25. Bewilderment

1.3K 180 44
                                    

Renjun semakin tak memiliki keberanian lagi untuk berbicara dengan putranya. Karena ia mulai sadar bahwa setiap ia membuka mulut untuk berbicara dengan Niall, kata maaf itu selalu berada di ujung lidahnya. Minta diucapkan pada Niall. Namun ia tau bahwa jika ia mengatakan permintaan maaf, air matanya akan mendesak keluar. Niall akan penasaran, lalu akan bertanya padanya. Membayangkan pertangaan Niall, "kenapa papi?" Renjun yakin isakannya tak akan bisa dibendung.

Disaat seseorang dalam kehancuran mendapat pertanyaan tentang keadaannya, ditanya penyebab lukanya itu apa, hanya akan berujung tangis yang menjadi jawabannya.

Juga Niall yang memiliki sifat sedikit lebih cengeng dari kebanyakan anak akan mudah ikut menangis. Sementara Renjun tak ingin menjadi penyebab anaknya menangis lagi, cukup hari itu ia membuat Niall menangis karenanya.

"Makan malam, Renjun. Tadi pagi kau tak sarapan." Jaemin meraih bahu Renjun, menariknya dalam pelukan penuh rasa khawatir.

Beberapa hari sejak kejadian hari itu, Renjun lebih banyak menghabiskan waktunya di kamar.

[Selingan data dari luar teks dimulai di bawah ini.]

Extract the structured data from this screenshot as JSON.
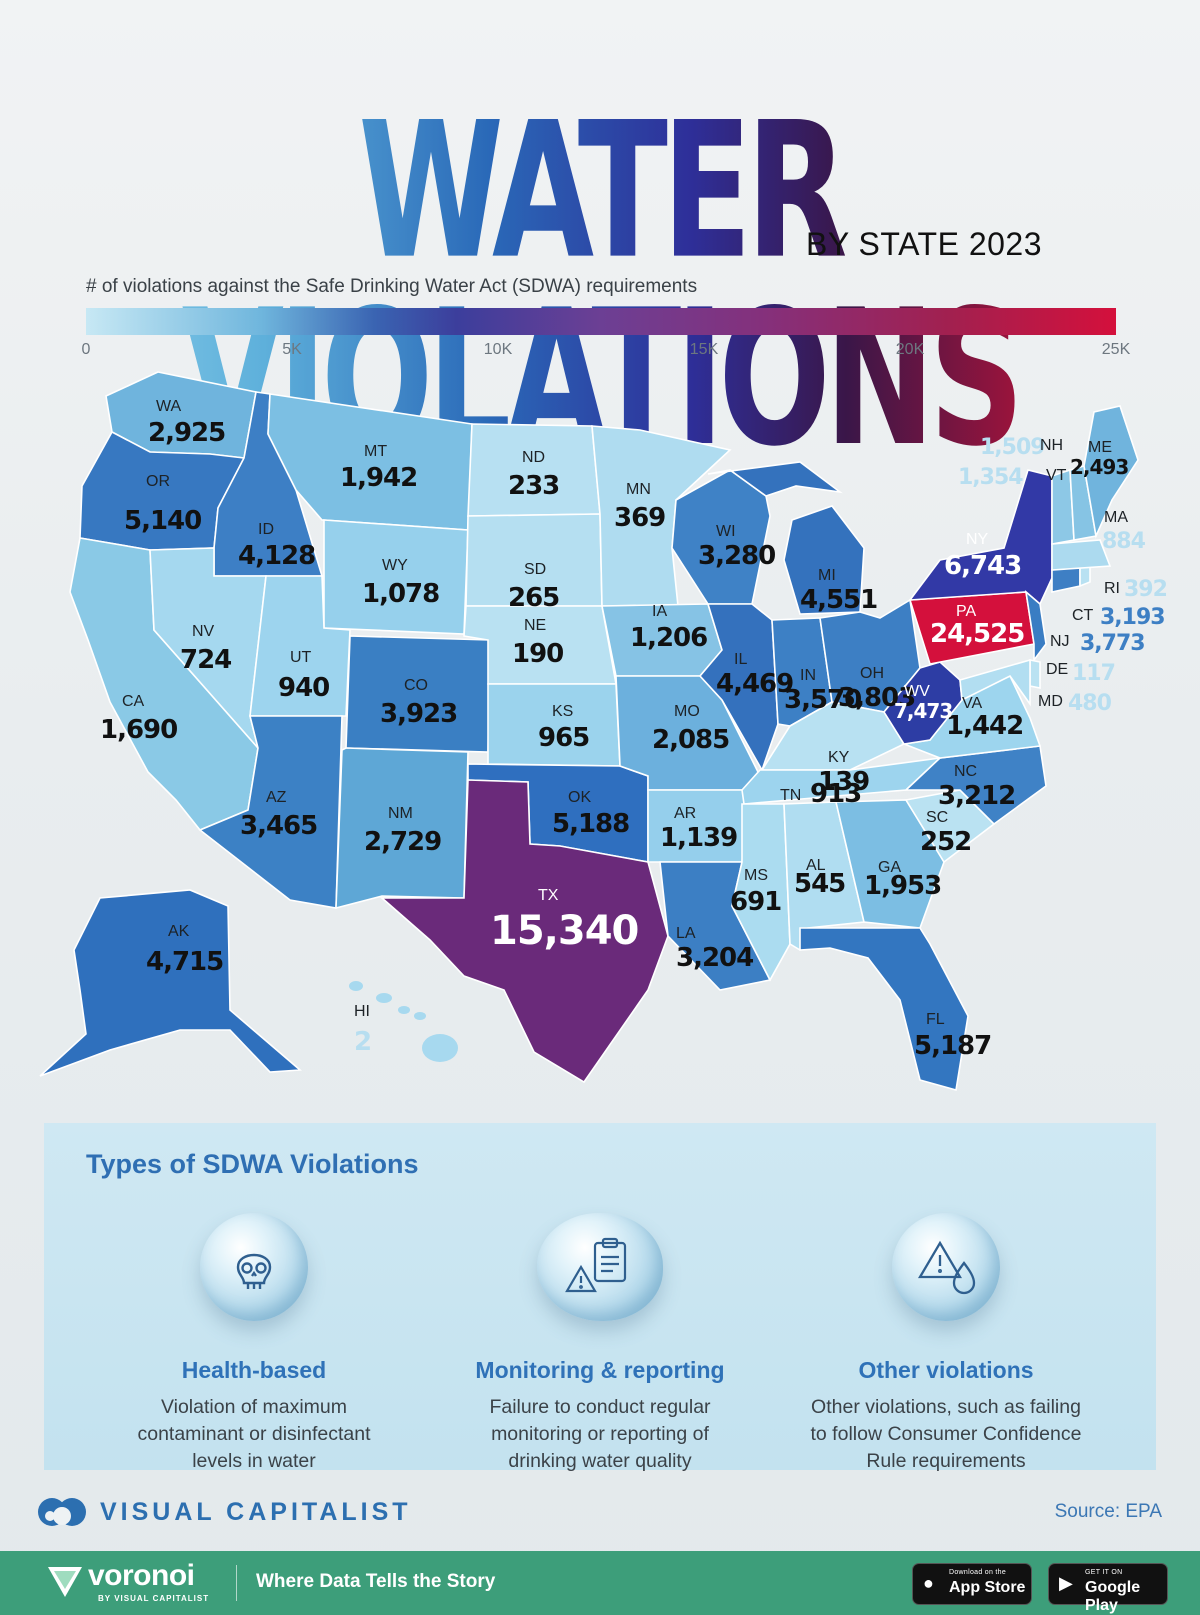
{
  "header": {
    "title": "WATER VIOLATIONS",
    "subtitle": "BY STATE 2023",
    "legend_caption": "# of violations against the Safe Drinking Water Act (SDWA) requirements",
    "legend_ticks": [
      "0",
      "5K",
      "10K",
      "15K",
      "20K",
      "25K"
    ]
  },
  "colors": {
    "scale": [
      "#c7e8f4",
      "#6fb6dd",
      "#3a64b2",
      "#3c3e9c",
      "#6c3f94",
      "#85307b",
      "#a2204f",
      "#d4103c"
    ],
    "pa": "#d4103c",
    "tx": "#6a2a7a"
  },
  "states": {
    "WA": {
      "abbr": "WA",
      "value": "2,925"
    },
    "OR": {
      "abbr": "OR",
      "value": "5,140"
    },
    "CA": {
      "abbr": "CA",
      "value": "1,690"
    },
    "ID": {
      "abbr": "ID",
      "value": "4,128"
    },
    "NV": {
      "abbr": "NV",
      "value": "724"
    },
    "MT": {
      "abbr": "MT",
      "value": "1,942"
    },
    "WY": {
      "abbr": "WY",
      "value": "1,078"
    },
    "UT": {
      "abbr": "UT",
      "value": "940"
    },
    "AZ": {
      "abbr": "AZ",
      "value": "3,465"
    },
    "CO": {
      "abbr": "CO",
      "value": "3,923"
    },
    "NM": {
      "abbr": "NM",
      "value": "2,729"
    },
    "ND": {
      "abbr": "ND",
      "value": "233"
    },
    "SD": {
      "abbr": "SD",
      "value": "265"
    },
    "NE": {
      "abbr": "NE",
      "value": "190"
    },
    "KS": {
      "abbr": "KS",
      "value": "965"
    },
    "OK": {
      "abbr": "OK",
      "value": "5,188"
    },
    "TX": {
      "abbr": "TX",
      "value": "15,340"
    },
    "MN": {
      "abbr": "MN",
      "value": "369"
    },
    "IA": {
      "abbr": "IA",
      "value": "1,206"
    },
    "MO": {
      "abbr": "MO",
      "value": "2,085"
    },
    "AR": {
      "abbr": "AR",
      "value": "1,139"
    },
    "LA": {
      "abbr": "LA",
      "value": "3,204"
    },
    "WI": {
      "abbr": "WI",
      "value": "3,280"
    },
    "IL": {
      "abbr": "IL",
      "value": "4,469"
    },
    "MI": {
      "abbr": "MI",
      "value": "4,551"
    },
    "IN": {
      "abbr": "IN",
      "value": "3,570"
    },
    "OH": {
      "abbr": "OH",
      "value": "3,803"
    },
    "KY": {
      "abbr": "KY",
      "value": "139"
    },
    "TN": {
      "abbr": "TN",
      "value": "913"
    },
    "MS": {
      "abbr": "MS",
      "value": "691"
    },
    "AL": {
      "abbr": "AL",
      "value": "545"
    },
    "GA": {
      "abbr": "GA",
      "value": "1,953"
    },
    "FL": {
      "abbr": "FL",
      "value": "5,187"
    },
    "SC": {
      "abbr": "SC",
      "value": "252"
    },
    "NC": {
      "abbr": "NC",
      "value": "3,212"
    },
    "VA": {
      "abbr": "VA",
      "value": "1,442"
    },
    "WV": {
      "abbr": "WV",
      "value": "7,473"
    },
    "PA": {
      "abbr": "PA",
      "value": "24,525"
    },
    "NY": {
      "abbr": "NY",
      "value": "6,743"
    },
    "ME": {
      "abbr": "ME",
      "value": "2,493"
    },
    "NH": {
      "abbr": "NH",
      "value": "1,509"
    },
    "VT": {
      "abbr": "VT",
      "value": "1,354"
    },
    "MA": {
      "abbr": "MA",
      "value": "884"
    },
    "RI": {
      "abbr": "RI",
      "value": "392"
    },
    "CT": {
      "abbr": "CT",
      "value": "3,193"
    },
    "NJ": {
      "abbr": "NJ",
      "value": "3,773"
    },
    "DE": {
      "abbr": "DE",
      "value": "117"
    },
    "MD": {
      "abbr": "MD",
      "value": "480"
    },
    "AK": {
      "abbr": "AK",
      "value": "4,715"
    },
    "HI": {
      "abbr": "HI",
      "value": "2"
    }
  },
  "types": {
    "title": "Types of SDWA Violations",
    "items": [
      {
        "heading": "Health-based",
        "desc_lines": [
          "Violation of maximum",
          "contaminant or disinfectant",
          "levels in water"
        ],
        "icon": "skull-icon"
      },
      {
        "heading": "Monitoring & reporting",
        "desc_lines": [
          "Failure to conduct regular",
          "monitoring or reporting of",
          "drinking water quality"
        ],
        "icon": "clipboard-warning-icon"
      },
      {
        "heading": "Other violations",
        "desc_lines": [
          "Other violations, such as failing",
          "to follow Consumer Confidence",
          "Rule requirements"
        ],
        "icon": "warning-droplet-icon"
      }
    ]
  },
  "branding": {
    "publisher": "VISUAL CAPITALIST",
    "source": "Source: EPA",
    "voronoi": "voronoi",
    "voronoi_by": "BY VISUAL CAPITALIST",
    "tagline": "Where Data Tells the Story",
    "app_store_small": "Download on the",
    "app_store_big": "App Store",
    "google_play_small": "GET IT ON",
    "google_play_big": "Google Play"
  }
}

Semenjak pertanyaan Niall tentang kuenya beberapa hari yang lalu, Renjun terus mencari alasan untuk tak turun dan bertemu Niall.

Renjun menyembunyikan wajahnya pada dada Jaemin, sekarang ia tak memiliki lagi tenaga untuk mengeluarkan sebuah isakan. Air matanya keluar tanpa isakan. "Rasa bersalahku padanya tak bisa hilang." Rintih renjun.

"Aku malu untuk bertemu Niall." Meski Renjun rindu Niall, ia tak bisa apapun. Ini seperti saat ia membuat jarak dengan Jaemin, rindunya tak bisa tersampaikan dan Renjun hanya bisa merasakan sesaknya.

Jaemin tak tau mesti apa untuk menghadapi Renjun yang seperti ini, submisif itu sejak dulu selalu menganggap dirinya kurang dan sekarang pikiran Renjun lebih buruk dari itu.

"Niall bahkan sudah baik-baik saja, ia melupakan kejadian hari itu." Jaemin hanya bisa mengatakan kalimat-kalimat yang mungkin bisa membuat Renjun lebih baik.

Lagi pula mengenai Niall, anak itu tak pernah terlihat mengingat kejadian hari itu. Alasan Niall menangis keras hari itu bisa saja karena tak suka waktu tidur siangnya terganggu, dan juga karena melihat papinya menangis histeris maka Niall juga tak bisa berhenti menangis.

"Tapi aku ingat semuanya." Jawab Renjun.

Benar, seberapa banyak pun Jaemin mengatakan pada Renjun untuk melupakan kejadian buruk yang menimpanya, submisif itu tak akan bisa semudah itu menyingkirkan ingatan itu. Semuanya sudah menjadi trauma lain untuk Renjun.

Jaemin mengecup puncak kepala Renjun berulang kali. "Tolong lupakan itu, Renjun. Karena mengingatnya hanya terus membuatmu terjebak dalam kesakitan."

Melihat Renjun yang meminimalisir pertemuannya dengan Niall, membuat Jaemin sedih karena ia tau bagaimana submisif itu begitu menyayangi Niall. Tapi karena pikiran buruknya, Renjun justru mulai membuat jarak dengan anak kesayangannya sendiri.

Dan meski Niall terlihat tak begitu mempermasalahkan jarangnya Renjun menghabiskan waktu bersama mereka, tapi Niall sering menanyakannya.

"Papi tidur?"

"Tidak ikut makan papinya, ayah?"

Niall menanyakan hal yang sama berulang kali, dan Jaemin juga tau bahwa Niall merindukan papinya. Jaemin tak bisa memaksa keduanya saling bertemu jika Renjun masih dalam keadaan seperti ini, selama Renjun masih merasa lukanya begitu menyakitkan Jaemin hanya bisa memberinya pelukan.

Napas Renjun memburu, mencoba menahan tangisnya setiap mendengar suara Jaemin yang memohon padanya agar melupakan semuanya. Renjun tau bahwa disini Jaemin yang paling tersiksa, karena kekacauannya. Jaemin tak memiliki ketenangan untuk dirinya sendiri, padahal Jaemin tak ikut andil dalam kejadian buruk apapun yang menimpa Renjun. Tapi Jaemin seolah kehilangan waktu menyenangkannya.